A 52-year-old woman with RAhas been controlled with methotrexate and Celebrex for 10 years. Recently she has experienced increased joint pain and swelling and rheumatologist plans to add adalimumab (Humira) to her drug regimen. Issues:
1) before starting Humira, coverage by this patient’s insurance company will need to be explored.
2) Serious infections have occurred in people taking Humira, including tuberculosis and infections caused by viruses, fungi, or bacteria that have spread throughout the body. Determine whether the patient has had a recent negative purified protein derivative (PPD) test. If not, a PPD skin test is typically administered and the selected BRM is not started until the results are known to be negative.
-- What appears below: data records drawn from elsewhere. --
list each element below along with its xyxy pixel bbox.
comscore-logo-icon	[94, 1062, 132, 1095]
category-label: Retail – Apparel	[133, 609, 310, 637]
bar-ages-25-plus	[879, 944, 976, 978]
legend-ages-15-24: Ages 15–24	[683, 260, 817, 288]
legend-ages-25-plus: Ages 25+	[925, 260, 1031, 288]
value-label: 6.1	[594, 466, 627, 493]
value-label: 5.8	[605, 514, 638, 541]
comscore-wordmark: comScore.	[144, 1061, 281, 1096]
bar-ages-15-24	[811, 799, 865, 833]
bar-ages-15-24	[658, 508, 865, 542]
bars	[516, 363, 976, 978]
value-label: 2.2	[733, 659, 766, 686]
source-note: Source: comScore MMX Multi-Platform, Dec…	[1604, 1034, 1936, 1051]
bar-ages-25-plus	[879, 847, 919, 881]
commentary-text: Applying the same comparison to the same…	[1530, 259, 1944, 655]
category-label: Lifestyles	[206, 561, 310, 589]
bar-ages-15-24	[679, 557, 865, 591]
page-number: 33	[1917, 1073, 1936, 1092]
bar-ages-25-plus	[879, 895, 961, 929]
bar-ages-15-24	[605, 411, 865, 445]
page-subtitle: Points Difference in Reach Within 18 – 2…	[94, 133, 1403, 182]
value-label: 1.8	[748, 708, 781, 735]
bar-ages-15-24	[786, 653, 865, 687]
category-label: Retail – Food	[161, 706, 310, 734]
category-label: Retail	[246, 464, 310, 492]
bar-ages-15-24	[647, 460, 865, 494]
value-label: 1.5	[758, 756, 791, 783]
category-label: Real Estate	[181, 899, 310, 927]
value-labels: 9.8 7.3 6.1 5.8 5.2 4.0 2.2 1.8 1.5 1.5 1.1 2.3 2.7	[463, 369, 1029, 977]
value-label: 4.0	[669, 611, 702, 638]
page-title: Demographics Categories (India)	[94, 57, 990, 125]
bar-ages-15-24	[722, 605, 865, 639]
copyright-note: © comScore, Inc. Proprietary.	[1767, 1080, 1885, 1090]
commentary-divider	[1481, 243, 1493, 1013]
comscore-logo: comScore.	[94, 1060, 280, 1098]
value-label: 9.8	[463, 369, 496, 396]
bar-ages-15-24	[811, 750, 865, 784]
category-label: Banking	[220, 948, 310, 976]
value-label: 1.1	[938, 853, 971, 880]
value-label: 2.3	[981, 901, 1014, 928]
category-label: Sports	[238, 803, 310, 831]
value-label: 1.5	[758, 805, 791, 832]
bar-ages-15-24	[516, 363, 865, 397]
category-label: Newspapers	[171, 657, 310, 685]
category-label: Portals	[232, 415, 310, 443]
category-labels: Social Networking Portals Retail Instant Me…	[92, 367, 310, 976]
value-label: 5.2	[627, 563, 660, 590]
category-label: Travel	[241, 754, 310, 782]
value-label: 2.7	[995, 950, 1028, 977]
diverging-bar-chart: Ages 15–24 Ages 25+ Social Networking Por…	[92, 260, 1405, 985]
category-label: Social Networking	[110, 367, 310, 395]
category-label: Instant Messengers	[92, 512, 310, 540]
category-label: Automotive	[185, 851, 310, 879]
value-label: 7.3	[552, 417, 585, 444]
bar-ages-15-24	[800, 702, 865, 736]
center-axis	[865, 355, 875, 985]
Collaborate with the health care provider to ensure that this process is complete.
3) What health teaching will she need before starting Humira?The signs and symptoms of an allergic reaction should be reviewed (rash, swollen face, difficulty breathing), with the patient told to seek emergency care immediately if these occur. Injection site reactions (e.g., redness, rash, swelling, itching, and bruising) may occur but are usually mild and transient. Apply a towel soaked with cold water to the injection site if it hurts or remains swollen. Call the provider immediately if the reaction does not disappear or seems to worsen. Tuberculosis may occur during adalimumab therapy. Report persistent cough, wasting or weight loss, and low-grade fever to the provider. The patient must be taught to recognize evidence of infection and bleeding disorders and to tell the provider if they occur; the drug may need to be stopped. Avoid people with infections and keep follow-up appointments for all prescribed laboratory tests.